Employers across Wisconsin have one thing on their mind as we emerge from the worst of the COVID-19 pandemic: Employees. They can’t get enough.

Yet, from Superior to Kenosha, Platteville to Green Bay, Barron County to Rock County, and everywhere in between, the solution is right in front of us: the University of Wisconsin.

Each year, Wisconsin’s 13 public universities produce 37,000 talented graduates with specialized knowledge, critical thinking skills, and technical know-how. Five years after graduation, more than 90 percent of them remain in Wisconsin, where they deliver for employers, contribute to their communities, and improve their lives.

We’ve been achieving this remarkable graduate production in the face of lagging revenues. As politicians endlessly debate workforce solutions, it bears repeating that the UW System draws talent to the state, keeps it here, and develops it to make our state greater for all Wisconsinites. Besides its people, there is no greater asset in Wisconsin than the UW System.

Listening to community and business leaders as I have toured the state, you learn one thing quick – they benefit greatly from their partnerships with local universities. For example, here’s what Laurie A. Radke, President and CEO of the Greater Green Bay Chamber, says about her local university:

“UW-Green Bay is a community partner that is integral to the growth and success of our region. With its hundreds of academic program offerings, the university continues to meet the ever-expanding needs of our community and its vibrant growth. UW-Green Bay supports entrepreneurialism and innovation: while university leaders work alongside industry, nonprofit, and private business to support growth, inspire creativity, and provide cultural experiences and opportunities for the entire region.”

Engineers, biologists, data scientists, hotel managers, nurse practitioners, teachers, foresters, economists, artists, entrepreneurs – you name it – across Wisconsin, you’ll find hundreds of thousands of them who’ve been educated by the UW System.

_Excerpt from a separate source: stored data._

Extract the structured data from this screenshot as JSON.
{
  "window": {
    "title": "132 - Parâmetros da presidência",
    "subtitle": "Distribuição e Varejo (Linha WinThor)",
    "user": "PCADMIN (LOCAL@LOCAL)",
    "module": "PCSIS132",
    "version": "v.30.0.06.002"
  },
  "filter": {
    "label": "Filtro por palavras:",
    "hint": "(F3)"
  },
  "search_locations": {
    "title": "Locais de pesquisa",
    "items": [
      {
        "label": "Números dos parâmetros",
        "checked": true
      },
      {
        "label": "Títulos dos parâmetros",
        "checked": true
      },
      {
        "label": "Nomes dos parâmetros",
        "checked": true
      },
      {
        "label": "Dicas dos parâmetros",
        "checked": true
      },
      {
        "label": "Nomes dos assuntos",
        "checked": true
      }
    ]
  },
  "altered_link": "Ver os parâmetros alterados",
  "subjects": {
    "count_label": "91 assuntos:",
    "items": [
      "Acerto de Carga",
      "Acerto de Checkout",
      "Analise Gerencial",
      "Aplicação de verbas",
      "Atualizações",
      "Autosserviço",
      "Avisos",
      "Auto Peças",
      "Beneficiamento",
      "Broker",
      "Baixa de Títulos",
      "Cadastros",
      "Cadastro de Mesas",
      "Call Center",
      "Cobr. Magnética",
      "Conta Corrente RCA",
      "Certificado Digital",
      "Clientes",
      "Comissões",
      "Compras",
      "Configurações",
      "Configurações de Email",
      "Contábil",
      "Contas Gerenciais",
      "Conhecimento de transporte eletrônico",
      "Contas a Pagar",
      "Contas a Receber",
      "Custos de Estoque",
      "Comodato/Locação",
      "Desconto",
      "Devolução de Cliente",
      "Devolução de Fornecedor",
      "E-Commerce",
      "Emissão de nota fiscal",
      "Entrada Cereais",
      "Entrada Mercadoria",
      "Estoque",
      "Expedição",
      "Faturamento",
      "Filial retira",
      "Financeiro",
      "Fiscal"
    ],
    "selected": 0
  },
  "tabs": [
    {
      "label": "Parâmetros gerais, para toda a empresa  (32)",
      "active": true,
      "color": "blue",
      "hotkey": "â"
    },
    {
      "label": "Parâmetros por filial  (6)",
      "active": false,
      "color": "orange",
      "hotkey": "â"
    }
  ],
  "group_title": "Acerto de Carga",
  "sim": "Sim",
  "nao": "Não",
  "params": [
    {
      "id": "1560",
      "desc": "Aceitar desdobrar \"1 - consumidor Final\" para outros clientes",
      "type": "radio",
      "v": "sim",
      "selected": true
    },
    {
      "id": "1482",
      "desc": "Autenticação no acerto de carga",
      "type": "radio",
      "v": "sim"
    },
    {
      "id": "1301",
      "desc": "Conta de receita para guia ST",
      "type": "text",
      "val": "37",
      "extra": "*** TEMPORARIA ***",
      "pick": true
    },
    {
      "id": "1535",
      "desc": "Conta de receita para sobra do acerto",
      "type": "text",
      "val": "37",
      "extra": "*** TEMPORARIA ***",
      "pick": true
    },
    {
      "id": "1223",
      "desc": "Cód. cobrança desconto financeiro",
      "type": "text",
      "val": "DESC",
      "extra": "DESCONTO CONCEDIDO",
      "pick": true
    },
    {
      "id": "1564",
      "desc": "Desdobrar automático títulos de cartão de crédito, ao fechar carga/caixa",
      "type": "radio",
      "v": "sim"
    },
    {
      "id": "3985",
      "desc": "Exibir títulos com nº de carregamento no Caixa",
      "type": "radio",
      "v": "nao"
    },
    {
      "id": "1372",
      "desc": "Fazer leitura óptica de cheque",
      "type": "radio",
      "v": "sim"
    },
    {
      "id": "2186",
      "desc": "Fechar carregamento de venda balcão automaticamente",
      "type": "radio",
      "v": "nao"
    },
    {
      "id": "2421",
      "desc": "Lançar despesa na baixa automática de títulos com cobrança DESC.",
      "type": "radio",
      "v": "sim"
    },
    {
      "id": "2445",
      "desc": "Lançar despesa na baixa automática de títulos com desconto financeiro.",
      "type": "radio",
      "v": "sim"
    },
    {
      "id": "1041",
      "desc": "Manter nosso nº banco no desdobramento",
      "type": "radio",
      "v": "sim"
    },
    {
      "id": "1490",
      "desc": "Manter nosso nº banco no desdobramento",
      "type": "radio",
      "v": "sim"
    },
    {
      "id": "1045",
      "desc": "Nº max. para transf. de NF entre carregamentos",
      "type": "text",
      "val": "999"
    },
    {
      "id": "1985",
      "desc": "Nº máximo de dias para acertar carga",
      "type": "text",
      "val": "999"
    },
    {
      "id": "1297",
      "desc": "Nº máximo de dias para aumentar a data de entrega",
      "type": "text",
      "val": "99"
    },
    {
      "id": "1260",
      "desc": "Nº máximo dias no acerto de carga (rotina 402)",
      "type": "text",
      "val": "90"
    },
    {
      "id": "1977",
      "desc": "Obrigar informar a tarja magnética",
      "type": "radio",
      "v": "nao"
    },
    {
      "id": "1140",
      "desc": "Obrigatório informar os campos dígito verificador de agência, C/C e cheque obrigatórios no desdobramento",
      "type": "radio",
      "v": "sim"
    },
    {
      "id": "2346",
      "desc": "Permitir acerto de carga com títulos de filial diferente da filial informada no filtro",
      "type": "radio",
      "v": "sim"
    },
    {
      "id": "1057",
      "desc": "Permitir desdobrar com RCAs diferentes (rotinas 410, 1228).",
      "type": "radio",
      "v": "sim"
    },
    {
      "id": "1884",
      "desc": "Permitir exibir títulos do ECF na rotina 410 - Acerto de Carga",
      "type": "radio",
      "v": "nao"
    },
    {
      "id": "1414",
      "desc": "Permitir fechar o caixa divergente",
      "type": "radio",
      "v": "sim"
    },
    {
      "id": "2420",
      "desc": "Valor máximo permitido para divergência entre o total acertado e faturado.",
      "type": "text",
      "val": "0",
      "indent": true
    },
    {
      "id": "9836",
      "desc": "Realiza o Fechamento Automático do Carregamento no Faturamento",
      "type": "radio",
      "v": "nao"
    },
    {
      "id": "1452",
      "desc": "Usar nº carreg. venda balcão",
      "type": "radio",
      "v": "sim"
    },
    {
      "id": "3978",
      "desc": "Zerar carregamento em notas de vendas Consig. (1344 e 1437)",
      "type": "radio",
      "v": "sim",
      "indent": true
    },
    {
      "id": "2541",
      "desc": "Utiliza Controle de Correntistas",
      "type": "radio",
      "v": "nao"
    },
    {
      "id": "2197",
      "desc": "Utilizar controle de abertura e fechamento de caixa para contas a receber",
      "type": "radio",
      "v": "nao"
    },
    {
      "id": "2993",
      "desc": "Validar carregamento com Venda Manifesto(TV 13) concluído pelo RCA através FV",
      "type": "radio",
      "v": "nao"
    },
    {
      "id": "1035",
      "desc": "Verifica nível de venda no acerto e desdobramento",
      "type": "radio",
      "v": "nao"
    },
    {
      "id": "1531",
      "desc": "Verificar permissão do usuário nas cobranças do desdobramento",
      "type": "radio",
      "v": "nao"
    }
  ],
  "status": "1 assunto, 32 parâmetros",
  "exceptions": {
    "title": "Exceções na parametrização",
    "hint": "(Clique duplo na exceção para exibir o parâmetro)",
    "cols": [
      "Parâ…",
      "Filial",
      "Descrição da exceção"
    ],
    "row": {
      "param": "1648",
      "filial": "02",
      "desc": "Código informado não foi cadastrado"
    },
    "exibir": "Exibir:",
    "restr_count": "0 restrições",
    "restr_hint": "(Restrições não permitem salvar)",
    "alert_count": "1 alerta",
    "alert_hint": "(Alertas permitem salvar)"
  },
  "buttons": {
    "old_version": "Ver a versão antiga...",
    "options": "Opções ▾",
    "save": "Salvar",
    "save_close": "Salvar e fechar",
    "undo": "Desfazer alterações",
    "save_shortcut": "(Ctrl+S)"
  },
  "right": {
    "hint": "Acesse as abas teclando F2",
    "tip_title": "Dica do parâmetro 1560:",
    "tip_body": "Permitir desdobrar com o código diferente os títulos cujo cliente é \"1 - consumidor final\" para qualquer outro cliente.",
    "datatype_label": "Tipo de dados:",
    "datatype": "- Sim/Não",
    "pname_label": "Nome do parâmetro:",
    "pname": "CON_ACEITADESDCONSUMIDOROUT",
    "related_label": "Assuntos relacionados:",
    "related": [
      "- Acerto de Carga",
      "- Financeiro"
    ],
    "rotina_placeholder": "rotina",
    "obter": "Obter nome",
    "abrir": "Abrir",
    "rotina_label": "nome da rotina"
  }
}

We have initiatives ready to go and expand with more investment, including:

Prison Education Initiative – We can reduce recidivism and provide incarcerated individuals with the education and training they need to enter the workforce upon release.

Internships – Each of our 13 public universities has an extensive internship program that provides valuable training for young people while meeting employer needs. In fact, some employers are identifying students as early as their first year for internships.

Health Care – Our partnerships with regional health care providers are strong, as we offer a talent pipeline. But we need to expand access, especially in our rural communities, and the UW System is set to expand its programming and add recruits. I heard this firsthand at UW-Eau Claire from Mayo Clinic Health System leaders.

Now is the time for investment. We are ready to serve Wisconsin. It is our charge. Let’s take advantage of what we offer.